All of our personnel have received data protection training and understand the need to keep your personal data confidential and to use them only for legitimate purposes.

IMPORTANT: As a matter of course, we do not sell or rent personal data which you provide to us. Equally, we will never purchase data from third parties as part of day-to-day operations.

However, we may disclose your personal information to third parties:

  • if we sell or buy any business or assets, in which case we may disclose your personal data to the prospective seller or buyer of such business or assets;
  • if we or substantially all of our assets are acquired by a third party, in which case personal data held by us will be one of the transferred assets; and
  • if we are under a duty to disclose or share your personal data in order to comply with legal obligations or to protect the rights, property or safety of others. This includes exchanging personal data with other companies and organisations for the purposes of fraud protection and credit risk reduction.

If your personal data are provided to any third parties, you are entitled to request details of the recipients of your personal data or the categories of recipients of your personal data.

We carry out due diligence on our service providers/group companies/other third parties and make sure we have a contract with them which satisfies the requirements of data protection legislation.
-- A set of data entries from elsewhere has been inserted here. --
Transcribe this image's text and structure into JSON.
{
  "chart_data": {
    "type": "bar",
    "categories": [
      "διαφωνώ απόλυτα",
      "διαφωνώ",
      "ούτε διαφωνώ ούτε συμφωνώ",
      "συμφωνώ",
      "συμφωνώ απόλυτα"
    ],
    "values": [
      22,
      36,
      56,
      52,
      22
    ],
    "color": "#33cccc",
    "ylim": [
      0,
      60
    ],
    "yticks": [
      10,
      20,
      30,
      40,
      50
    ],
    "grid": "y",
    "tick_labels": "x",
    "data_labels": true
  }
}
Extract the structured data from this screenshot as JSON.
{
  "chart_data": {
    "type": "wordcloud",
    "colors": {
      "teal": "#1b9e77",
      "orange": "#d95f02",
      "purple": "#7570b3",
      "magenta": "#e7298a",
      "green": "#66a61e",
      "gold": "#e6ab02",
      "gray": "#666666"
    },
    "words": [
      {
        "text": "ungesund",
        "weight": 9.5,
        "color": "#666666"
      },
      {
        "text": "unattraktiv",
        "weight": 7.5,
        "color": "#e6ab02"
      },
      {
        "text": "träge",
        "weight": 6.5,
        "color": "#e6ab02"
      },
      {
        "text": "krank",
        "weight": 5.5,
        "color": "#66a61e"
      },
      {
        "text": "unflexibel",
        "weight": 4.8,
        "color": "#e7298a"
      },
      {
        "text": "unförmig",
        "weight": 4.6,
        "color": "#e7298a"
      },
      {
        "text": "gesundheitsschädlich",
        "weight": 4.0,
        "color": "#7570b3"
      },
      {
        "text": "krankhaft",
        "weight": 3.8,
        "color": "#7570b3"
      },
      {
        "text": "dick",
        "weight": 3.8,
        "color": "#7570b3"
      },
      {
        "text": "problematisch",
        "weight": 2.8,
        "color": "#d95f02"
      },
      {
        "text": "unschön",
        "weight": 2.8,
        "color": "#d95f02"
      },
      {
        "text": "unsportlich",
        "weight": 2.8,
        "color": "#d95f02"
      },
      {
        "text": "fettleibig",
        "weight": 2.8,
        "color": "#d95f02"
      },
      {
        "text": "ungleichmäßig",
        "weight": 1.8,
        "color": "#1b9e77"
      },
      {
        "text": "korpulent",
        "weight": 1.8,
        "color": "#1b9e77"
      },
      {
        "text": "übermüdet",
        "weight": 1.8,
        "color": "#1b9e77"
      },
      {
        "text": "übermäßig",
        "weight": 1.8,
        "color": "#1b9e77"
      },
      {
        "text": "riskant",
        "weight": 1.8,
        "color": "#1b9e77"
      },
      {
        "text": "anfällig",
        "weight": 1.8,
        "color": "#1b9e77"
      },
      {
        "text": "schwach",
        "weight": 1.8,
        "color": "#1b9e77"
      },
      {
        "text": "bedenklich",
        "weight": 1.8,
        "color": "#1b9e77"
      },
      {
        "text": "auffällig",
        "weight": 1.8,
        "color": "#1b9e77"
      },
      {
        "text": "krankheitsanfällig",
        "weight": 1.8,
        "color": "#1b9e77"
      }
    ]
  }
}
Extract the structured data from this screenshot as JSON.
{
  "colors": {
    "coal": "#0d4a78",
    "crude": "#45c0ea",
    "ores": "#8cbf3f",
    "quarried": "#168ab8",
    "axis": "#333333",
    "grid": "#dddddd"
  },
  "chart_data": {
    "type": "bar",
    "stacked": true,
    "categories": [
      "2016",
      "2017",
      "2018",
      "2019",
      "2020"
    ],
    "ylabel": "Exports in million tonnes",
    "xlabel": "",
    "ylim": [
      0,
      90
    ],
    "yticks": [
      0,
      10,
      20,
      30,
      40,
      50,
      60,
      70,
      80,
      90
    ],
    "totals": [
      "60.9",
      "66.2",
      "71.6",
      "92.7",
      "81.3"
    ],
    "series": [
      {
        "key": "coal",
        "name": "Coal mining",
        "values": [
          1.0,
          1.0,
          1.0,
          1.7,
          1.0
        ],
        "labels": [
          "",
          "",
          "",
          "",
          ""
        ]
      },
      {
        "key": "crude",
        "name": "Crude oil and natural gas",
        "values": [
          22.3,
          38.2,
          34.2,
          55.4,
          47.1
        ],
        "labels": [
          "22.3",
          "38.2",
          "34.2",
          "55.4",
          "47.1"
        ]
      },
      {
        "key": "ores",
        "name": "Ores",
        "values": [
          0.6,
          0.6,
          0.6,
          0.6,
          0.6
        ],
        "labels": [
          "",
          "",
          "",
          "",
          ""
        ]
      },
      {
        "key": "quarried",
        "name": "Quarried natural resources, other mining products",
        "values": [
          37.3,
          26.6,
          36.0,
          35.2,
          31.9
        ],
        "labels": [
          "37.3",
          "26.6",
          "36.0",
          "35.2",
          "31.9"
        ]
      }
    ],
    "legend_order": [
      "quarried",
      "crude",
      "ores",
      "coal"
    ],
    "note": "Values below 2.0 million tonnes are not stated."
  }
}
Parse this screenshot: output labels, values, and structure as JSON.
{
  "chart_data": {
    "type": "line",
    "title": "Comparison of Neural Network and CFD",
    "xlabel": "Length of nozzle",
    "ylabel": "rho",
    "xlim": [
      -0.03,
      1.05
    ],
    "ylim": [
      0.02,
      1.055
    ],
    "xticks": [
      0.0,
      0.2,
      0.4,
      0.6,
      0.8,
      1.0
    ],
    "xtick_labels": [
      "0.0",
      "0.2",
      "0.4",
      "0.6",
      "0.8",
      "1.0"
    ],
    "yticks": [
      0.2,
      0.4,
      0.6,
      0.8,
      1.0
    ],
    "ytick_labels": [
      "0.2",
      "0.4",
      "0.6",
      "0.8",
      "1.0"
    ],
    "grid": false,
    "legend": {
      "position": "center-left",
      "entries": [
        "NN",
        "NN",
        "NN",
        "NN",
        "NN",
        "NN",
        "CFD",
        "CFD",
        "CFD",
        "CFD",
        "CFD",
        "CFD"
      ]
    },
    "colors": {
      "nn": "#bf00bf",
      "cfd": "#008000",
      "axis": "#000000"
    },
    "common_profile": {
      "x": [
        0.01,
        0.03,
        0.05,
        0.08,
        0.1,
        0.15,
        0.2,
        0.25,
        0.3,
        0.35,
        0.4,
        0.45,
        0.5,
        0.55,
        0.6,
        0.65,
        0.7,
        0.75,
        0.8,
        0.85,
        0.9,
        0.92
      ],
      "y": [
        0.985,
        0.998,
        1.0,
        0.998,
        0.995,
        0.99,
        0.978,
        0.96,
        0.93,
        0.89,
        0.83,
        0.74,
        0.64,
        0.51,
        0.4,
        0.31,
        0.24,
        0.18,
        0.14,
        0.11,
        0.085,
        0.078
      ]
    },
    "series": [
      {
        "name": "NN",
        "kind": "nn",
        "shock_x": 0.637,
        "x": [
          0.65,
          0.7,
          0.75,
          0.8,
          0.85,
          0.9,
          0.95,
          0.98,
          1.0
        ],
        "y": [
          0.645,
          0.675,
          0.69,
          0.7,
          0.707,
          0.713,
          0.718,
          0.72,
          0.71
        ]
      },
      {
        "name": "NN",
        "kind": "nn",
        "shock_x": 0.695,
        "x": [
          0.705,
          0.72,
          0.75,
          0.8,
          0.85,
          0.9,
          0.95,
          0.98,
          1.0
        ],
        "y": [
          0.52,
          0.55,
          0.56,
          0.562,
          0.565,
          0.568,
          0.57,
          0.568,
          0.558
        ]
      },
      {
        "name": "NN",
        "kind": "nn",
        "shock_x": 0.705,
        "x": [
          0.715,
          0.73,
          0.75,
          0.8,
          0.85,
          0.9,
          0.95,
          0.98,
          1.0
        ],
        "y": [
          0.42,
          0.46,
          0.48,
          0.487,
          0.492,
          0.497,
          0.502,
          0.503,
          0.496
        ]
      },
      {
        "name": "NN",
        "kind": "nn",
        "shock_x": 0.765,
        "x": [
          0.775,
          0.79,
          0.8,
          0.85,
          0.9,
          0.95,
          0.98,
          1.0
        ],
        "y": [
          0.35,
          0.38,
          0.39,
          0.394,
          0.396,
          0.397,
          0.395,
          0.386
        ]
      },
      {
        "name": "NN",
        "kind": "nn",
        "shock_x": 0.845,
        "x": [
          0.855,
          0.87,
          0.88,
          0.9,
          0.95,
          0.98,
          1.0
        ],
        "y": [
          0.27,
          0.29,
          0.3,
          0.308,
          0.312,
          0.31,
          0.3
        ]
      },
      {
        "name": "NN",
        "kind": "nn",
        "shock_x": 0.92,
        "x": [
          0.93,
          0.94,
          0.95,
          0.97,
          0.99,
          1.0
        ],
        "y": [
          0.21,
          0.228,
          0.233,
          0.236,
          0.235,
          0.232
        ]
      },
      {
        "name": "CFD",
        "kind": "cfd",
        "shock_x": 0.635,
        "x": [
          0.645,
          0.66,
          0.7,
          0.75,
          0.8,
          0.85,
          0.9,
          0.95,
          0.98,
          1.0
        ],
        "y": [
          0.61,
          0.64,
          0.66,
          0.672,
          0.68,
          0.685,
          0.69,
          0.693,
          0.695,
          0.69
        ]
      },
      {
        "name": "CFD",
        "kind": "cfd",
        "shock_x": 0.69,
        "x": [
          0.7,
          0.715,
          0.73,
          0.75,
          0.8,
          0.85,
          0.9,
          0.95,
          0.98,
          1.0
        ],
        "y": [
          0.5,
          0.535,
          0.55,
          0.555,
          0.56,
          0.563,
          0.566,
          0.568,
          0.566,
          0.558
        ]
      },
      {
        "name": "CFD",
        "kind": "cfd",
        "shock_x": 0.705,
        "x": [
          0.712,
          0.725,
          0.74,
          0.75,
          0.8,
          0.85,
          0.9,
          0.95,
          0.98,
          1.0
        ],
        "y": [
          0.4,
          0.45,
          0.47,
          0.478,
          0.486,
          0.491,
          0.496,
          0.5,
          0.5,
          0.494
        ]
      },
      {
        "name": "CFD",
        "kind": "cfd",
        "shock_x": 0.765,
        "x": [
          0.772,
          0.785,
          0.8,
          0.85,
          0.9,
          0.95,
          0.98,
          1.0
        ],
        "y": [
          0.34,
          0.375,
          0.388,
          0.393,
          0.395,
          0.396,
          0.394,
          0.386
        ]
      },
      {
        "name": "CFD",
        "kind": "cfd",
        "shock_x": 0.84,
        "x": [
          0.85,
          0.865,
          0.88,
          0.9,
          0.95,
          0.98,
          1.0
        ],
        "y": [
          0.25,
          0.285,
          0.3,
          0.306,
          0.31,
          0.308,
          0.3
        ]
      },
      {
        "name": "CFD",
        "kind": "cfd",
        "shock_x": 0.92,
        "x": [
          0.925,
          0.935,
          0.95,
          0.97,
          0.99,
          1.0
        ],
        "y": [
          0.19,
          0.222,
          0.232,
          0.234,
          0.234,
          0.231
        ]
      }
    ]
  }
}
Apart from the situations referred to above, we will not disclose your personal data to a third party without your consent unless we are satisfied that they are legally entitled to access your personal data.

Transferring your data outside the European Economic Area (EEA)

We will not transfer your personal data outside the EEA unless such transfer is compliant with data protection legislation.

This means that we cannot transfer any of your personal data outside the EEA unless:

  • the EU Commission has decided that another country or international organisation ensures an adequate level of protection for your personal data;
  • the transfer of your personal data is subject to appropriate safeguards, which may include binding corporate rules or standard data protection clauses adopted by the EU Commission; or
  • an exception applies (including if you explicitly consent to the proposed transfer).


Our website may use cookie based tracking software to record the traffic coming to our site.

No personally-identifiable information from the users of the site is captured and the process is intended to restrict checking to items such as browser type, screen resolution and time of visit along with the pages of our site which were visited.

We collect these data to help improve user experience whilst visiting our site.

By continuing to use our website, you hereby give consent for Conniston Care Limited to continue to use and store cookies on your computer for reasons outlined above.
If you do not agree to this, please change your cookie settings within your web browser to disallow cookies.

Right to make a complaint

If you have any issues with our processing of your personal data and would like to make a complaint, you may contact our Data Protection Officer or the Information Commissioner's Office on 0303 123 1113.